Massachusetts voters this fall will decide three statewide ballot questions on medical marijuana, assisted suicide and whether to give independent repair shops access to data now closely guarded by carmakers.
Proponents had to deliver more than 11,000 signatures to Secretary of State William Galvin’s office by July 3 to secure a place on the ballot. All three will go before voters, said Brian McNiff, a Galvin spokesman.
A Supreme Judicial Court judge at the end of June also approved new language for the medical marijuana question after opponents successfully challenged its wording.
Originally, ballots would have said, “A yes vote would enact the proposed law eliminating state criminal and civil penalties related to the medical use of marijuana by patients meeting certain conditions.”
The new statement approved by Associate Justice Robert Cordy will go on to explain that patients would be able to get marijuana “produced and distributed by new state-regulated centers or, in specific hardship cases, to grow marijuana for their own use.”
The original wording did not make clear the initiative would allow up to 35 marijuana dispensaries in the state, said Heidi Heilman, president of the Massachusetts Prevention Alliance, which appealed the phrasing.
At least one, but no more than five centers would be allowed in each county.
Heilman said the alliance was thrilled the court “ruled to expose the details of this legislation.” Her group plans to campaign against the ballot question.
“This is about selling pot in our neighborhoods,” she said. “That’s the bottom line.”
The Committee for Compassionate Medicine, which filed the ballot question, also agrees with the new wording drafted by the attorney general’s office, said Jennifer Manley, a spokeswoman for the proponents.
It was important that the language make clear dispensaries would be regulated, she said.

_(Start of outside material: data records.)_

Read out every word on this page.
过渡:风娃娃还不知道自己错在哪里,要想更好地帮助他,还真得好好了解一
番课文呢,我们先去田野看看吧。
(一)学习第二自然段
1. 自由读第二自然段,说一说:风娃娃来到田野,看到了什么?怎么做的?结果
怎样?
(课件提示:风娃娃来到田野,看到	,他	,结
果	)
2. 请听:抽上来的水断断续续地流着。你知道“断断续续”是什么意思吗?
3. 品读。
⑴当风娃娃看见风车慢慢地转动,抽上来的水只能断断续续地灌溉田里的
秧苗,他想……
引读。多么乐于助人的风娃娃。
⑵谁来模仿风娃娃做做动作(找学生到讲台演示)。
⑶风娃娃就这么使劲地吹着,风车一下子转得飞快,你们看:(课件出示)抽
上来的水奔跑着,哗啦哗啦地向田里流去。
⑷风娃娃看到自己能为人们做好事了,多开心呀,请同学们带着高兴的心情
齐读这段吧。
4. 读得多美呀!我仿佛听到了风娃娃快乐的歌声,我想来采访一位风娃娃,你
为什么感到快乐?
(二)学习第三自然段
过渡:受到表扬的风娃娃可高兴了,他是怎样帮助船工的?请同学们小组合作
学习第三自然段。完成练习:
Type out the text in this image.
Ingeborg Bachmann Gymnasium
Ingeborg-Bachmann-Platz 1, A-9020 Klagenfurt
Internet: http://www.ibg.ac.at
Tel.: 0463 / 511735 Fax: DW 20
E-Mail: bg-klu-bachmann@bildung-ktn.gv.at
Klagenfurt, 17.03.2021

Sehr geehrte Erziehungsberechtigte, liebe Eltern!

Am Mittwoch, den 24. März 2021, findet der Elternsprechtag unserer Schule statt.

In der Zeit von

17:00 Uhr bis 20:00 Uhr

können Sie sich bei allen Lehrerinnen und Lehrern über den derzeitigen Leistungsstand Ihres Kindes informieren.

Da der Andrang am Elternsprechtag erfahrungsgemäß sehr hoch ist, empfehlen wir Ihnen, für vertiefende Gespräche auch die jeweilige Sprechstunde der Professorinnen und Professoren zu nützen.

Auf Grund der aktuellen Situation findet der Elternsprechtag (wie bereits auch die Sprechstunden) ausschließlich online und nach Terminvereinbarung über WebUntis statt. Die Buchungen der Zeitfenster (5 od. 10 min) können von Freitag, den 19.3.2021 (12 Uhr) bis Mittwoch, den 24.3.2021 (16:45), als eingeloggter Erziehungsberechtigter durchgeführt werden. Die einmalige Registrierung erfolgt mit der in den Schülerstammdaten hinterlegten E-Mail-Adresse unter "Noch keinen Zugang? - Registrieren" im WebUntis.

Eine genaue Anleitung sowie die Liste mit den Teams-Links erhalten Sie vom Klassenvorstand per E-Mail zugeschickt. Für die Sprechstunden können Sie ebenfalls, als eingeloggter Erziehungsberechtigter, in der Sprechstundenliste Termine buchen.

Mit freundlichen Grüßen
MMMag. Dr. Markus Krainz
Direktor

“We had the benefit of learning from 17 other states and the District of Columbia,” she said, referring to other states that have adopted medical marijuana laws. “The hallmark of this initiative is state regulation.”
A summary of the ballot initiative says to qualify to use medical marijuana, patients would have to get a written certification from a doctor that they have a specific, debilitating medical condition, such as cancer, ALS or Parkinson’s disease.
Such patients could possess up to a 60-day supply of marijuana, as defined by the state Department of Public Health, “for their personal medical use,” the summary said.
The health department would register dispensaries and their employees and establish rules for them, “including cultivation and storage of marijuana only in enclosed, locked facilities.”
Patients who could not access a treatment center because of “financial hardship, physical inability to access reasonable transportation or distance” could register with the health department to grow their own plants.
The summary says the proposed law would not require doctors to authorize medical marijuana, nor force health insurers or government agencies to pay for it.
While proponents cite studies indicating marijuana can help patients manage chronic pain, muscle spasms or nausea, Heilman noted the proposed law is opposed by the Massachusetts Medical Society.
She argued the ballot question skips the usual review and approval of medications by the U.S. Food and Drug Administration.
While the proposed law includes fines and jail time for violations, Heilman also said it could be abused and ultimately make marijuana more available to young people.
“Death with Dignity”
The proposed “Death with Dignity” law would allow doctors to prescribe medication to terminally ill patients in order to end their lives, with a number of restrictions.
Patients would have to be determined capable of making and communicating their health care decisions, have at most six months to live and voluntarily express a wish to die on two occasions, 15 days apart, according to a summary of the ballot question.
While one of the petitioners is a doctor from Cambridge, the Massachusetts Medical Society opposes the ballot question. So do some groups representing people with disabilities, arguing the proposal could be abused and lacks enough safeguards.
“Right to Repair”
The so-called “Right to Repair” initiative would require vehicle manufacturers to make diagnostic and repair information and tools available for purchase by owners and independent repair shops.
Proponents say carmakers, who now make this information available only to certified dealers, are preventing independent repair shops from making often-routine repairs and forcing owners to get their vehicles fixed at dealerships.
The auto industry argues repair shops already have access to much of the information they need, and that the ballot question risks the theft of sensitive data. Automakers also say the law could lead to more substandard parts being used in repairs.